Por Renata Nagashima* e Ester Cezar*
Você provavelmente já passou por esta situação: pagar um produto em dinheiro e receber do vendedor a informação de que não tem troco. Para solucionar o impasse, ele oferece algum outro produto, na maioria das vezes um doce, e, assim, compensar a diferença. E quem nunca entrou no ônibus com uma nota de R$ 50 e foi surpreendido pelo cobrador com a recusa do dinheiro? Mas você sabia que essas práticas podem ser consideradas abusivas pelo Código de Defesa do Consumidor (CDC)?
Em muitos casos, para evitar constrangimento, o consumidor acaba se submetendo à situação imposta pelo comerciante e aceita outros produtos como troco ou até deixa uma quantia, por menor que seja, no estabelecimento.
Professor da Universidade de Brasília e especialista em direito do consumidor, João Costa Neto aponta que o CDC não é explícito em relação ao troco, mas considera abusiva a prova da recusa injustificada da venda. “Não tem um artigo que prevê expressamente a obrigação de o vendedor ter troco, mas existem obrigações. Entre as quais, está a de vedação de enriquecimento sem causa. O entendimento é de que ele fala claramente que o fornecedor não pode se recusar a vender um produto ou a prestar um serviço se o consumidor estiver pronto e disposto a pagar”, explica.
Felipe Mendes, assessor jurídico do Procon-DF, aponta que o real é a moeda de curso forçado, logo, mesmo se o vendedor não aceitar outros métodos, ele é obrigado a receber o dinheiro. “Seja qual for o valor da nota que o cliente apresentar, de R$ 100 ou de R$ 5, o comerciante deve aceitar e fornecer o produto ou serviço.”
Mendes explica que, se o comerciante realmente não tiver troco, o bom senso prevalece: é importante que as duas partes entrem em acordo. “O comerciante pode oferecer vales ou créditos na loja. O consumidor não é obrigado a aceitar, mas, caso aceite, um acordo será feito com o vendedor.” Ele acrescenta que, em hipótese alguma, o fornecedor pode obrigar o consumidor a aceitar.

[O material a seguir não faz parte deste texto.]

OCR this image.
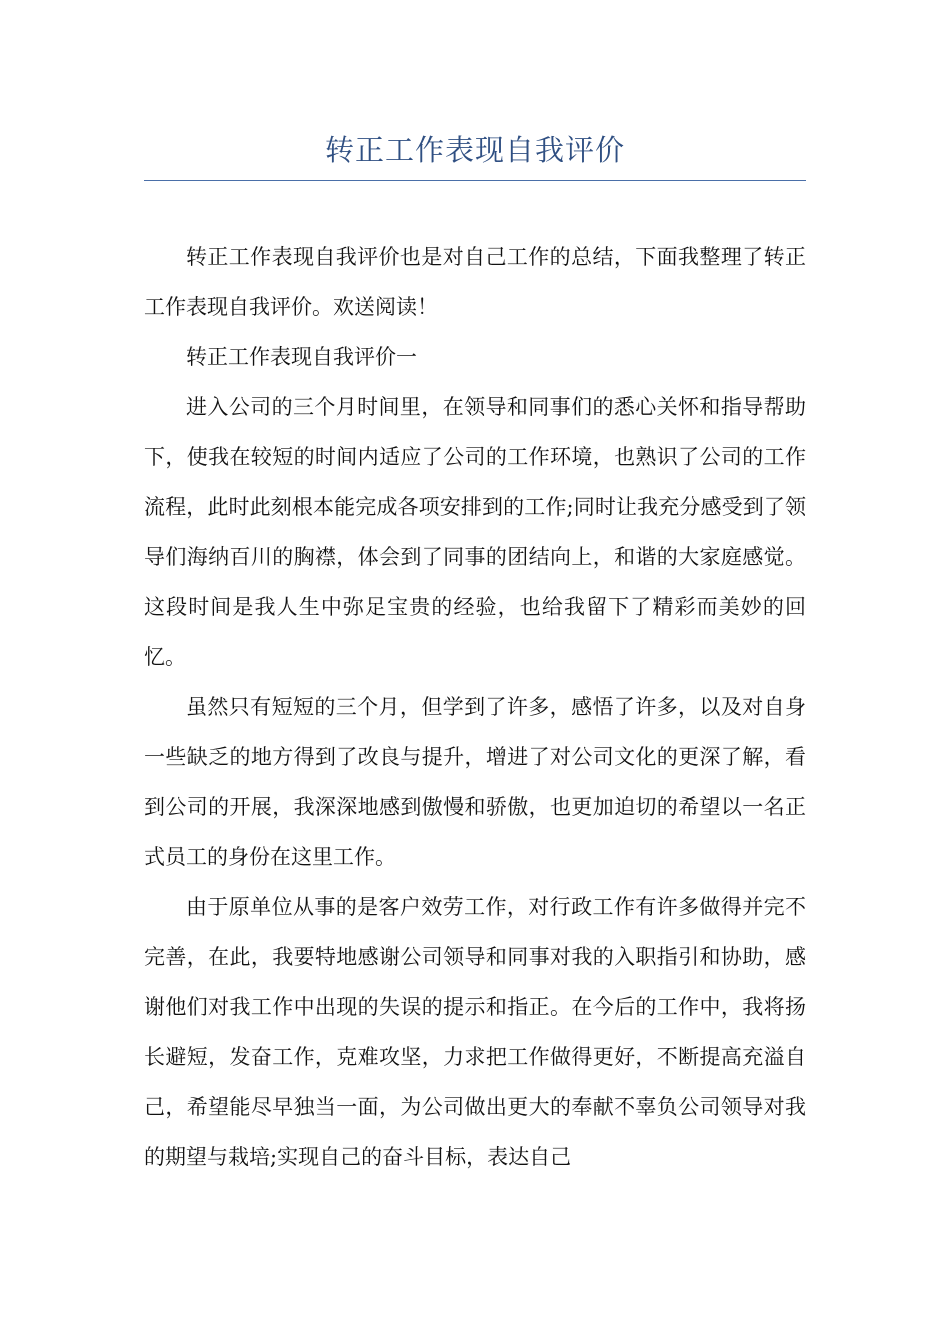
转正工作表现自我评价

转正工作表现自我评价也是对自己工作的总结，下面我整理了转正工作表现自我评价。欢送阅读！

转正工作表现自我评价一

进入公司的三个月时间里，在领导和同事们的悉心关怀和指导帮助下，使我在较短的时间内适应了公司的工作环境，也熟识了公司的工作流程，此时此刻根本能完成各项安排到的工作;同时让我充分感受到了领导们海纳百川的胸襟，体会到了同事的团结向上，和谐的大家庭感觉。这段时间是我人生中弥足宝贵的经验，也给我留下了精彩而美妙的回忆。

虽然只有短短的三个月，但学到了许多，感悟了许多，以及对自身一些缺乏的地方得到了改良与提升，增进了对公司文化的更深了解，看到公司的开展，我深深地感到傲慢和骄傲，也更加迫切的希望以一名正式员工的身份在这里工作。

由于原单位从事的是客户效劳工作，对行政工作有许多做得并完不完善，在此，我要特地感谢公司领导和同事对我的入职指引和协助，感谢他们对我工作中出现的失误的提示和指正。在今后的工作中，我将扬长避短，发奋工作，克难攻坚，力求把工作做得更好，不断提高充溢自己，希望能尽早独当一面，为公司做出更大的奉献不辜负公司领导对我的期望与栽培;实现自己的奋斗目标，表达自己
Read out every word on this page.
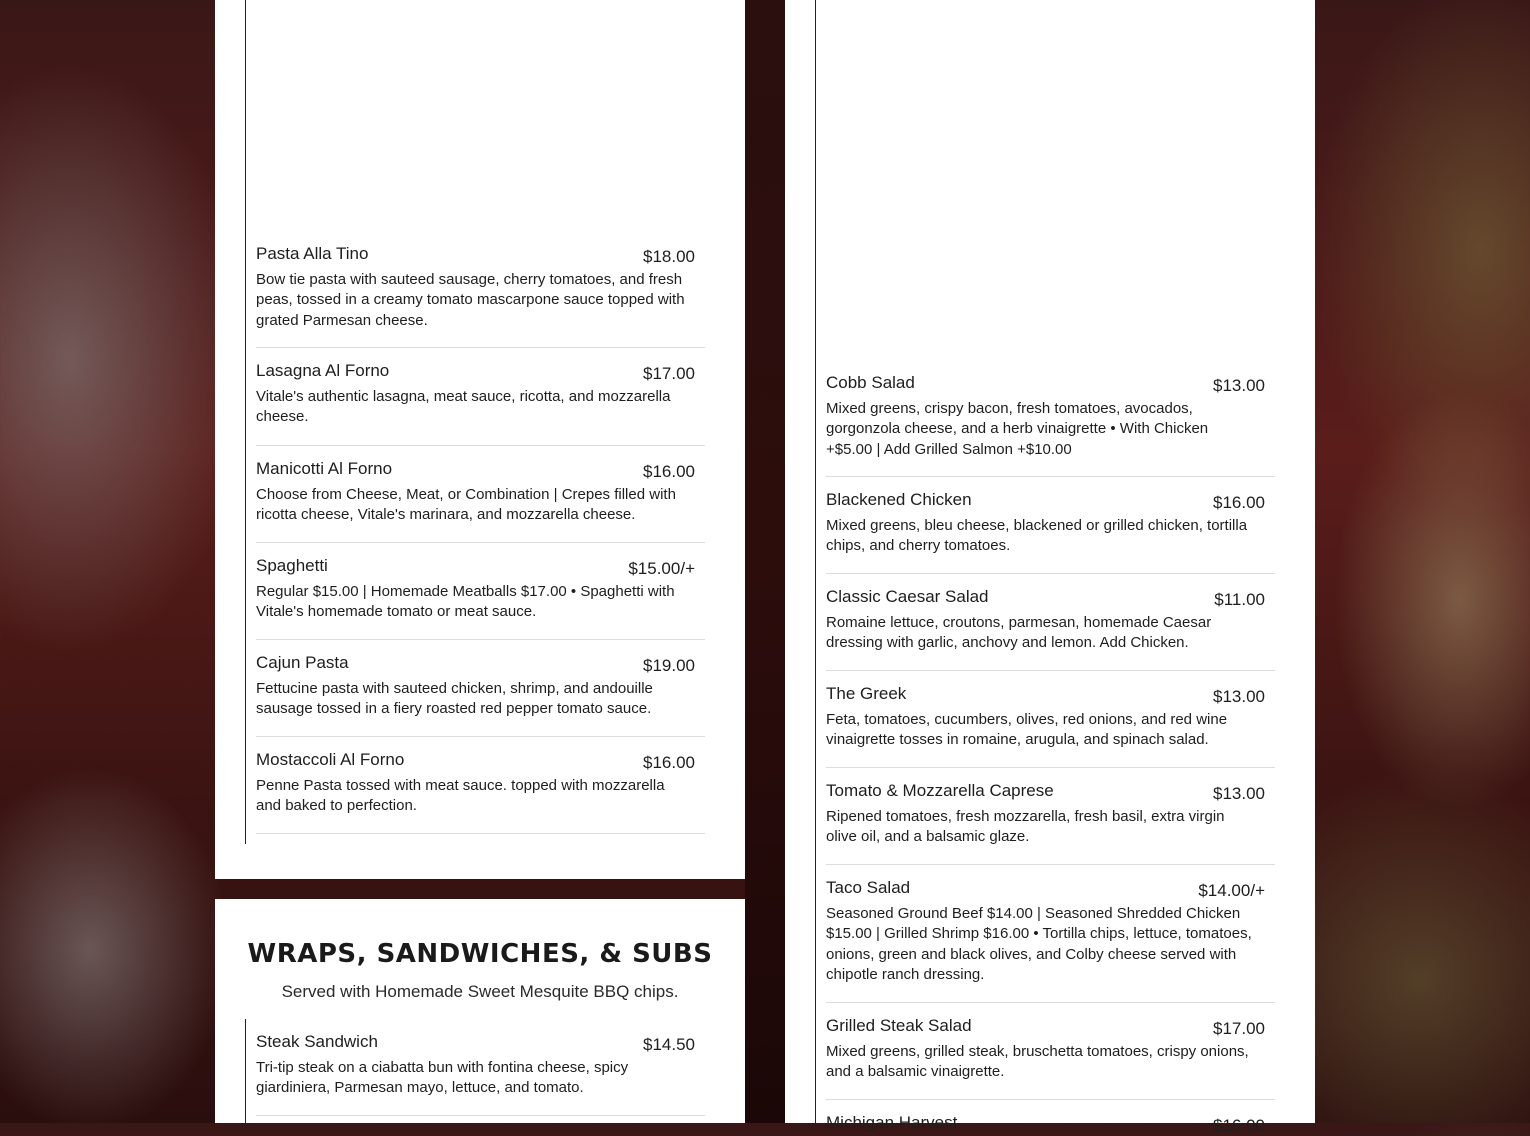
Pasta Alla Tino	$18.00
Bow tie pasta with sauteed sausage, cherry tomatoes, and fresh peas, tossed in a creamy tomato mascarpone sauce topped with grated Parmesan cheese.
Lasagna Al Forno	$17.00
Vitale's authentic lasagna, meat sauce, ricotta, and mozzarella cheese.
Manicotti Al Forno	$16.00
Choose from Cheese, Meat, or Combination | Crepes filled with ricotta cheese, Vitale's marinara, and mozzarella cheese.
Spaghetti	$15.00/+
Regular $15.00 | Homemade Meatballs $17.00 • Spaghetti with Vitale's homemade tomato or meat sauce.
Cajun Pasta	$19.00
Fettucine pasta with sauteed chicken, shrimp, and andouille sausage tossed in a fiery roasted red pepper tomato sauce.
Mostaccoli Al Forno	$16.00
Penne Pasta tossed with meat sauce. topped with mozzarella and baked to perfection.
WRAPS, SANDWICHES, & SUBS
Served with Homemade Sweet Mesquite BBQ chips.
Steak Sandwich	$14.50
Tri-tip steak on a ciabatta bun with fontina cheese, spicy giardiniera, Parmesan mayo, lettuce, and tomato.
Cobb Salad	$13.00
Mixed greens, crispy bacon, fresh tomatoes, avocados, gorgonzola cheese, and a herb vinaigrette • With Chicken +$5.00 | Add Grilled Salmon +$10.00
Blackened Chicken	$16.00
Mixed greens, bleu cheese, blackened or grilled chicken, tortilla chips, and cherry tomatoes.
Classic Caesar Salad	$11.00
Romaine lettuce, croutons, parmesan, homemade Caesar dressing with garlic, anchovy and lemon. Add Chicken.
The Greek	$13.00
Feta, tomatoes, cucumbers, olives, red onions, and red wine vinaigrette tosses in romaine, arugula, and spinach salad.
Tomato & Mozzarella Caprese	$13.00
Ripened tomatoes, fresh mozzarella, fresh basil, extra virgin olive oil, and a balsamic glaze.
Taco Salad	$14.00/+
Seasoned Ground Beef $14.00 | Seasoned Shredded Chicken $15.00 | Grilled Shrimp $16.00 • Tortilla chips, lettuce, tomatoes, onions, green and black olives, and Colby cheese served with chipotle ranch dressing.
Grilled Steak Salad	$17.00
Mixed greens, grilled steak, bruschetta tomatoes, crispy onions, and a balsamic vinaigrette.
Michigan Harvest	$16.00
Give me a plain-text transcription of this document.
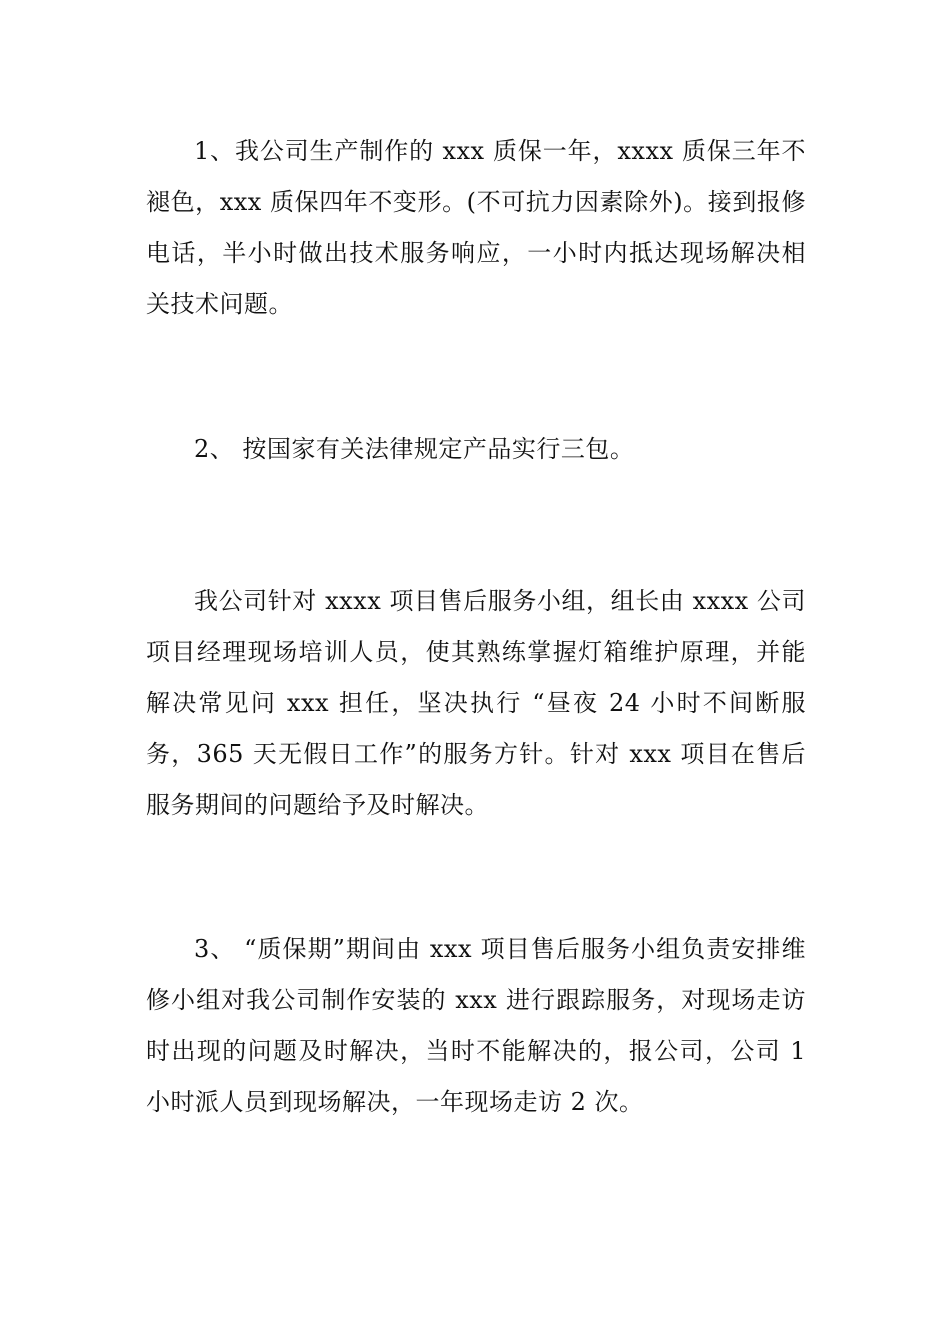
1、我公司生产制作的 xxx 质保一年，xxxx 质保三年不褪色，xxx 质保四年不变形。(不可抗力因素除外)。接到报修电话，半小时做出技术服务响应，一小时内抵达现场解决相关技术问题。

2、 按国家有关法律规定产品实行三包。

我公司针对 xxxx 项目售后服务小组，组长由 xxxx 公司项目经理现场培训人员，使其熟练掌握灯箱维护原理，并能解决常见问 xxx 担任，坚决执行 “昼夜 24 小时不间断服务，365 天无假日工作”的服务方针。针对 xxx 项目在售后服务期间的问题给予及时解决。

3、 “质保期”期间由 xxx 项目售后服务小组负责安排维修小组对我公司制作安装的 xxx 进行跟踪服务，对现场走访时出现的问题及时解决，当时不能解决的，报公司，公司 1 小时派人员到现场解决，一年现场走访 2 次。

É comum no comércio, quando não se tem troco, o comerciante querer substituir o dinheiro por doces, ou então, arredondar o valor da compra para cima. Pelo Código, a prática é condenada e considerada irregular.
A empresária Helena Barbosa Soares, 42 anos, sempre ensinou para a filha Alice, 7, o valor do dinheiro e como economizar, mesmo com quantias pequenas. Ela conta que todos os dias a menina levava R$ 10 para a escola, mas gastava apenas R$ 7,45 com o mesmo lanche. “Ela guardava o troco. E, no fim do mês, comprava alguma coisa que queria com o que juntou.”
Segundo ela, essa foi a forma que encontrou para ensinar a filha o valor do dinheiro. No entanto, tudo mudou quando a criança passou a receber balas como troco do dono da lanchonete. “Ela disse que estava muito chateada porque só estava ganhando balas e não ia mais conseguir juntar dinheiro, porque o tio nunca tinha o troco. Logo percebi que algo estava errado.” Helena decidiu, então, procurar o dono do estabelecimento, que negou agir de má-fé com a criança. “Após conversar com outros pais, percebemos que mais pessoas estavam incomodadas com a situação.”
Após o ocorrido, a empresária afirmou que abriu uma reclamação no Procon contra o estabelecimento. “Se somar, no fim do mês, são R$ 63. E, ao ano, eles lucrariam cerca de R$ 765 em cima de crianças que não têm malícia nem firmeza para exigir pelo que é delas. Se falta troco, o problema não é do cliente. O dono é quem tem de dar um jeito nisso.”, argumentou.
Felipe Mendes alerta que a prática de retornar o “troco” como outro produto pode ser considerada venda casada, de acordo com o artigo 39, parágrafo 1º do CDC, ou seja, o ato de coagir o cliente a levar um produto em detrimento de outro. Além disso, a prática é proibida, de acordo com o artigo 884 do Código Civil, que aponta a ação como enriquecimento ilícito.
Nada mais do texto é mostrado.